Unfortunately, the High King still had as many as two thousand men inside the valley – men still charging to kill the Masters, shatter the mirrors. And King Joyse’s reinforcements were still too far away.

The Castellan’s archers recovered their wits enough to begin shooting. But their arrows were too few, and the Cadwals were well armored. Men with swords swarmed up into the rocks, fighting to reach the Masters.
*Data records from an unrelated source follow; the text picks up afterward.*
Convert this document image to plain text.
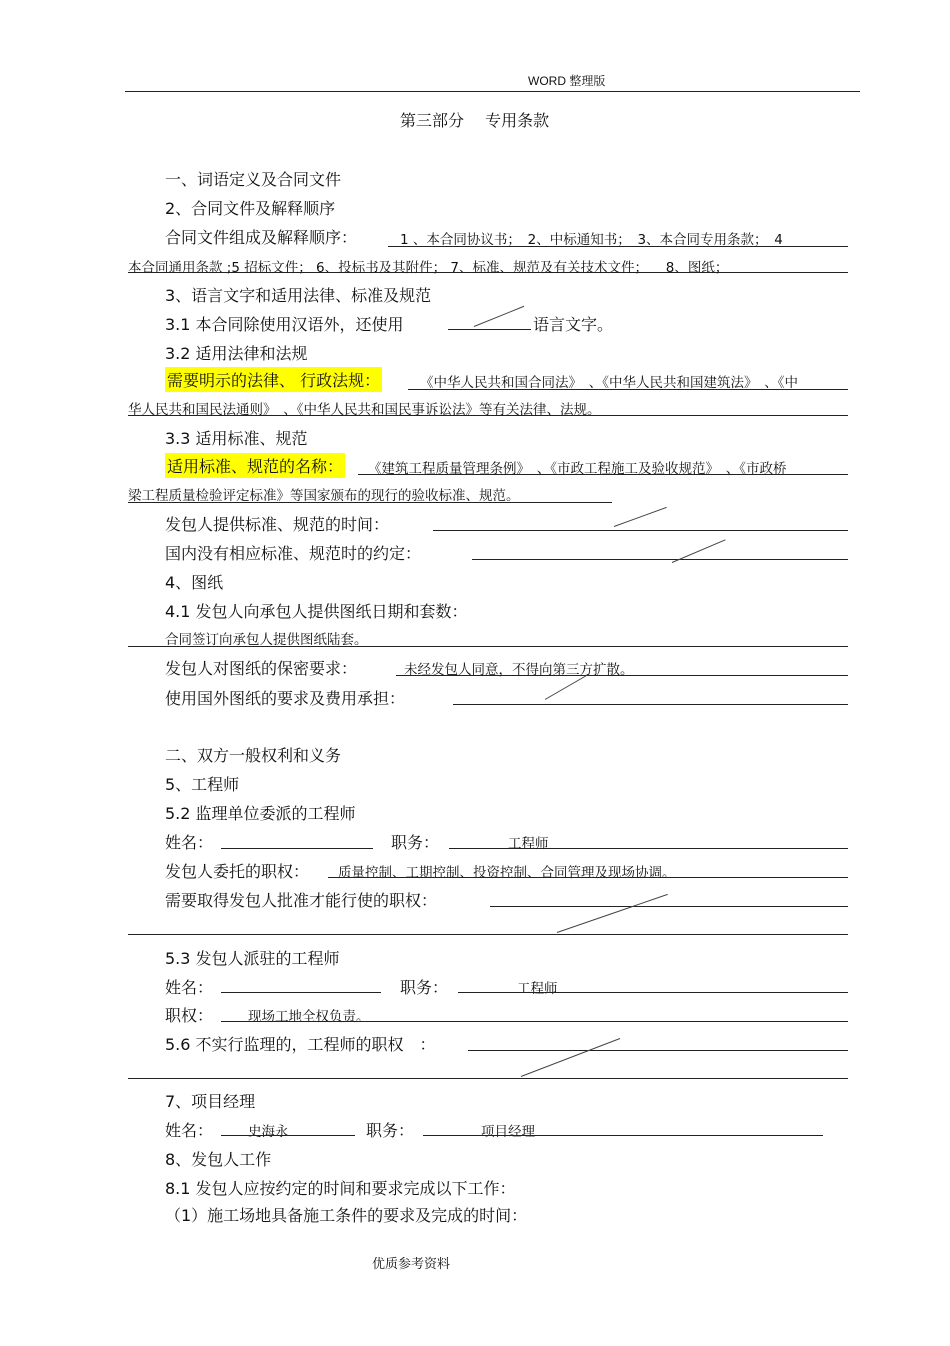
WORD 整理版
第三部分　 专用条款
一、词语定义及合同文件
2、合同文件及解释顺序
合同文件组成及解释顺序：	1 、本合同协议书；　2、中标通知书；　3、本合同专用条款；　4
本合同通用条款 ;5 招标文件； 6、投标书及其附件； 7、标准、规范及有关技术文件； 　8、图纸；
3、语言文字和适用法律、标准及规范
3.1 本合同除使用汉语外，还使用	语言文字。
3.2 适用法律和法规
需要明示的法律、 行政法规：	《中华人民共和国合同法》　、《中华人民共和国建筑法》　、《中
华人民共和国民法通则》　、《中华人民共和国民事诉讼法》等有关法律、法规。
3.3 适用标准、规范
适用标准、规范的名称： 《建筑工程质量管理条例》　、《市政工程施工及验收规范》　、《市政桥
梁工程质量检验评定标准》等国家颁布的现行的验收标准、规范。
发包人提供标准、规范的时间：
国内没有相应标准、规范时的约定：
4、图纸
4.1 发包人向承包人提供图纸日期和套数：
合同签订向承包人提供图纸陆套。
发包人对图纸的保密要求：	未经发包人同意，不得向第三方扩散。
使用国外图纸的要求及费用承担：
二、双方一般权利和义务
5、工程师
5.2 监理单位委派的工程师
姓名：	职务：	工程师
发包人委托的职权： 质量控制、工期控制、投资控制、合同管理及现场协调。
需要取得发包人批准才能行使的职权：
5.3 发包人派驻的工程师
姓名：	职务：	工程师
职权：	现场工地全权负责。
5.6 不实行监理的，工程师的职权　：
7、项目经理
姓名：	史海永	职务：	项目经理
8、发包人工作
8.1 发包人应按约定的时间和要求完成以下工作：
（1）施工场地具备施工条件的要求及完成的时间：
优质参考资料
Master Barsonage had scuttled downward, vanished into a gap the Tor couldn’t see. That movement told the Cadwals exactly where their target was. Spared the necessity of searching, they surged ahead.

With Ribuld beside him, the Tor crashed against the rear of the Cadwal force.

His sword was heavy: his whole body was heavy, weighted with pain and bereavement. He hacked at the Cadwals from side to side, once on the left, once on the right, back and forth; and each blow seemed to shear helmets and heads, breastplates and leather. His horse plunged, stumbled, scrambled forward – somehow he kept his balance. His sword was his balance, his life: up and down, side to side, hacking with all its strength, while his belly filled up with blood.

Above him, the Cadwals who reached the Masters’ position seemed to be disappearing.

In their gap among the rocks, the Imagers concentrated grimly, working their translations against impossible odds.

That is to say, Master Barsonage concentrated grimly, grinding his courage into focus with such urgency that sweat stood on his skin and a dangerous flush darkened his face. For all the distress Master Harpool showed, he might as well have been performing translations in his sleep. Standing mostly behind his glass, with his eyes closed and an old man’s mumble on his lips, he kept his mirror open and simply let everything that came near it fall into the Image – trusting, no doubt, that the haste and frenzy of the Cadwals would spare him from a direct attack on his person.

The young Master wasn’t doing anything at all. He had slumped to the snow-packed floor; his glass leaned over him, useless. Something in him, some essential fortitude or will, had snapped. He had kept his translation open for the chasm until Master Barsonage had called for him to let it go; then his eyes had rolled back in his head, and he had crumbled.

The mirrors were vitaclass="underline" the Congery had nothing else to contribute to Mordant’s defense. Ignoring the young Imager, Master Barsonage forced himself to translate and translate, on and on, when every nerve in his body wailed to flinch away from the swords and blows and curses coming at him.